Le clivage droite-gauche n'est pas mort

Le concept du clivage droite-gauche reste pertinent. Sa négation par les idéologues de droite relève de la manipulation. L'affirmation de son prétendu dépassement prôné par des politistes de gauche n'est pas recevable. Une chose est ce clivage, un autre, les forces qui le portent.

Le concept du clivage droite-gauche reste pertinent. De multiples analyses et enquêtes d'opinion valident cette affirmation. L'un des indicateurs les plus significatifs est l'acharnement des idéologues les plus en cour dans la sphère médiatique à vouloir démontrer le contraire, ce qui relève de la plus grossière manipulation. Car leur unique objectif est de justifier la perpétuation du capitalisme alors qu'ils savent qu'il est menacé d'une crise systémique mondiale. Leur hantise ce n'est pas la crainte de le voir remplacer par un système à son antipode, nous n'en sommes malheureusement pas là, mais le risque d'un ébranlement social, d'un chaos généralisé dont le contrôle leur échapperait. Ils leur faut imposer partout dans le monde la paix sociale en usant indifféremment de violence, contrainte et propagande. La négation du clivage gauche-droite relève de cette entreprise.

La négation de gauche du clivage droite-gauche

Autre chose est la négation de ce clivage, ou plutôt l'affirmation qu'il serait dépassé, par des politistes qui ne sauraient être taxés de pro capitalistes. L'exemple le plus discuté est celui du populisme de gauche qui inspire la direction de la France Insoumise. Il s'agit de substituer à l'antagonisme de classe l'opposition peuple-élite.(ou caste ou oligarchie), ce qui ne peut se concevoir sans un leader (cf Chantal Mouffe Construire un peuple 2015). Eric Coquerel ne vient-il pas de déclarer sur Europe 1 : « On est dans la Ve  République, on a besoin d’une figure tribunitienne. Moi, ce que je constate, c’est que, pour l’instant, je ne vois personne qui est capable de fédérer de manière aussi naturelle les choses  que Jean-Luc Mélenchon ». Ici, l'abandon de la référence au clivage droite-gauche est théorisé et ne saurait se réduire à sa dimension politicienne, pour autant évidente, celle de l'hégémonie politique à gauche. Il en va tout autrement à EELV où Yannick Jadot et David Cormand réduisant désormais le paysage politique à trois forces : « l’extrême droite, les conservateurs et nous », prônent « un grand mouvement de l’écologie politique » qui ne serait, déclarent-ils, ni de droite ni de gauche.

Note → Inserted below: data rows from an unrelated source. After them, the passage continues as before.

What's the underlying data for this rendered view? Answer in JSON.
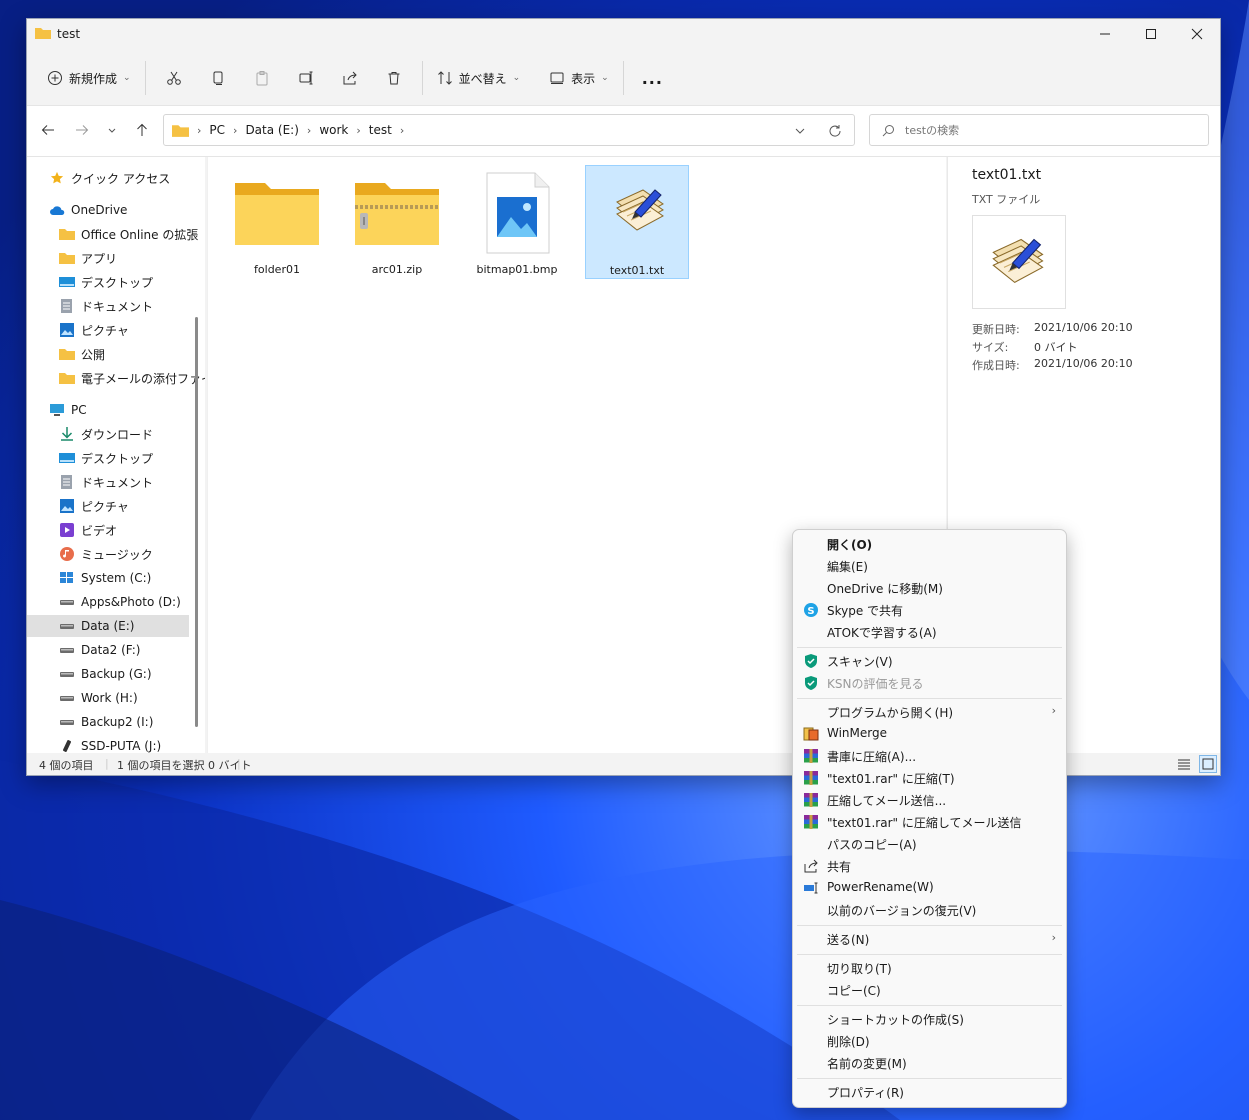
{
  "window": {
    "title": "test",
    "controls": [
      "minimize-icon",
      "maximize-icon",
      "close-icon"
    ]
  },
  "toolbar": {
    "new_label": "新規作成",
    "sort_label": "並べ替え",
    "view_label": "表示",
    "more_label": "..."
  },
  "address": {
    "crumbs": [
      "PC",
      "Data (E:)",
      "work",
      "test"
    ]
  },
  "search": {
    "placeholder": "testの検索"
  },
  "nav": {
    "items": [
      "クイック アクセス",
      "OneDrive",
      "Office Online の拡張",
      "アプリ",
      "デスクトップ",
      "ドキュメント",
      "ピクチャ",
      "公開",
      "電子メールの添付ファイ",
      "PC",
      "ダウンロード",
      "デスクトップ",
      "ドキュメント",
      "ピクチャ",
      "ビデオ",
      "ミュージック",
      "System (C:)",
      "Apps&Photo (D:)",
      "Data (E:)",
      "Data2 (F:)",
      "Backup (G:)",
      "Work (H:)",
      "Backup2 (I:)",
      "SSD-PUTA (J:)"
    ]
  },
  "files": [
    {
      "name": "folder01",
      "type": "folder"
    },
    {
      "name": "arc01.zip",
      "type": "zip"
    },
    {
      "name": "bitmap01.bmp",
      "type": "image"
    },
    {
      "name": "text01.txt",
      "type": "text",
      "selected": true
    }
  ],
  "details": {
    "name": "text01.txt",
    "type": "TXT ファイル",
    "props": [
      {
        "label": "更新日時:",
        "value": "2021/10/06 20:10"
      },
      {
        "label": "サイズ:",
        "value": "0 バイト"
      },
      {
        "label": "作成日時:",
        "value": "2021/10/06 20:10"
      }
    ]
  },
  "status": {
    "count": "4 個の項目",
    "selected": "1 個の項目を選択  0 バイト"
  },
  "menu": {
    "items": [
      {
        "label": "開く(O)",
        "bold": true
      },
      {
        "label": "編集(E)"
      },
      {
        "label": "OneDrive に移動(M)"
      },
      {
        "label": "Skype で共有",
        "icon": "skype-icon"
      },
      {
        "label": "ATOKで学習する(A)"
      },
      {
        "label": "スキャン(V)",
        "icon": "kaspersky-shield-icon"
      },
      {
        "label": "KSNの評価を見る",
        "icon": "kaspersky-shield-icon",
        "disabled": true
      },
      {
        "label": "プログラムから開く(H)",
        "submenu": true
      },
      {
        "label": "WinMerge",
        "icon": "winmerge-icon"
      },
      {
        "label": "書庫に圧縮(A)...",
        "icon": "winrar-icon"
      },
      {
        "label": "\"text01.rar\" に圧縮(T)",
        "icon": "winrar-icon"
      },
      {
        "label": "圧縮してメール送信...",
        "icon": "winrar-icon"
      },
      {
        "label": "\"text01.rar\" に圧縮してメール送信",
        "icon": "winrar-icon"
      },
      {
        "label": "パスのコピー(A)"
      },
      {
        "label": "共有",
        "icon": "share-icon"
      },
      {
        "label": "PowerRename(W)",
        "icon": "powerrename-icon"
      },
      {
        "label": "以前のバージョンの復元(V)"
      },
      {
        "label": "送る(N)",
        "submenu": true
      },
      {
        "label": "切り取り(T)"
      },
      {
        "label": "コピー(C)"
      },
      {
        "label": "ショートカットの作成(S)"
      },
      {
        "label": "削除(D)"
      },
      {
        "label": "名前の変更(M)"
      },
      {
        "label": "プロパティ(R)"
      }
    ]
  }
}
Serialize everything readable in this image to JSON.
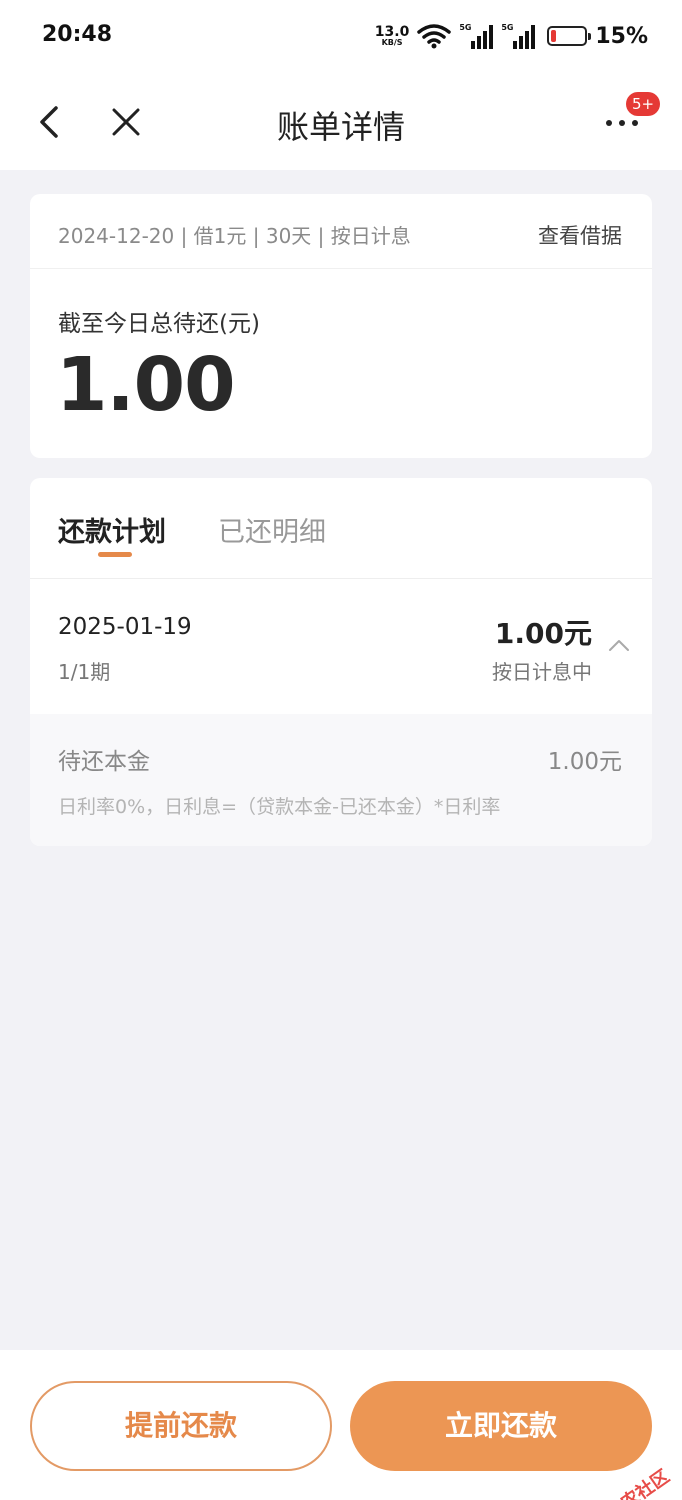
{
  "status_bar": {
    "time": "20:48",
    "net_speed_value": "13.0",
    "net_speed_unit": "KB/S",
    "signal1_label": "5G",
    "signal2_label": "5G",
    "battery_percent": "15%"
  },
  "nav": {
    "title": "账单详情",
    "more_badge": "5+"
  },
  "summary": {
    "meta": "2024-12-20 | 借1元 | 30天 | 按日计息",
    "view_iou_label": "查看借据",
    "total_label": "截至今日总待还(元)",
    "total_amount": "1.00"
  },
  "plan": {
    "tabs": [
      {
        "label": "还款计划",
        "active": true
      },
      {
        "label": "已还明细",
        "active": false
      }
    ],
    "row": {
      "date": "2025-01-19",
      "period": "1/1期",
      "amount": "1.00元",
      "status": "按日计息中"
    },
    "detail": {
      "principal_label": "待还本金",
      "principal_value": "1.00元",
      "note": "日利率0%，日利息=（贷款本金-已还本金）*日利率"
    }
  },
  "actions": {
    "early_repay": "提前还款",
    "repay_now": "立即还款"
  },
  "watermark": "卡农社区",
  "colors": {
    "accent": "#ec9654",
    "accent_text": "#e5894a",
    "badge": "#e53935",
    "background": "#f2f2f6"
  }
}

Une chose est le clivage, un autre est les forces qui le portent

Je n'en démords pas, le concept de gauche versus celui de droite est une référence obligée. Reste à examiner quelles sont les forces qui en sont porteuses. Autant le concept est unique autant la gauche politique ne l'est pas et ce pour des raisons historiques et conjoncturelles. C'est bien des gauches qu'il faut parler. La différence fondatrice entre gauche réformiste et gauche révolutionnaire marque toujours les partis qui s'en réclament malgré les divers avatars de leurs cheminements. D'un côté, la gauche réformiste qui dénonce les méfaits du capitalisme sans pour autant le contester en son entier, ne se réduit plus depuis longtemps à la seule sociale-démocratie. D'ailleurs, cette dernière bat sérieusement de l'aile et les tentatives de Raphaël Glucksmann et de Benoît Hamon pour surmonter sa crise n'ont pas abouti, du moins pour le moment. De plus, le mouvement écologiste qui lui disputait la première place est en passe de la gagner. D'un autre côté, la gauche révolutionnaire, historiquement constituée des courants anarchiste, trotskiste et communiste, a vu ce dernier étendre son hégémonie, tenir la dragée haute au courant réformiste, pour se retrouver aujourd'hui considérablement affaibli. Dans ce paysage ravagé, quelles que soient les prétentions d'EELV, les gauches ne sont pas à la fête et ce n'est pas LFI qui sera en mesure de sauver la mise. En face, les forces de droite et d'extrême droite tiennent désormais le haut du pavé. La partie du «je te tiens, tu me tiens par la barbichette » entre LaREM, LR et RM incite à réfléchir au plus vite pour faire barrage aux uns et aux autres, tout en se gardant de les identifier.

J'ose à peine imaginer les efforts d'analyse, de clarification, d'invention et de remise en cause que les gauches, entre autres mon parti, devront déployer. Pour le moment, où que l'on se tourne on ne voit rien venir. En tout cas, ces efforts n'aboutiront qu'à l'échec si le clivage droite-gauche devait être récusé.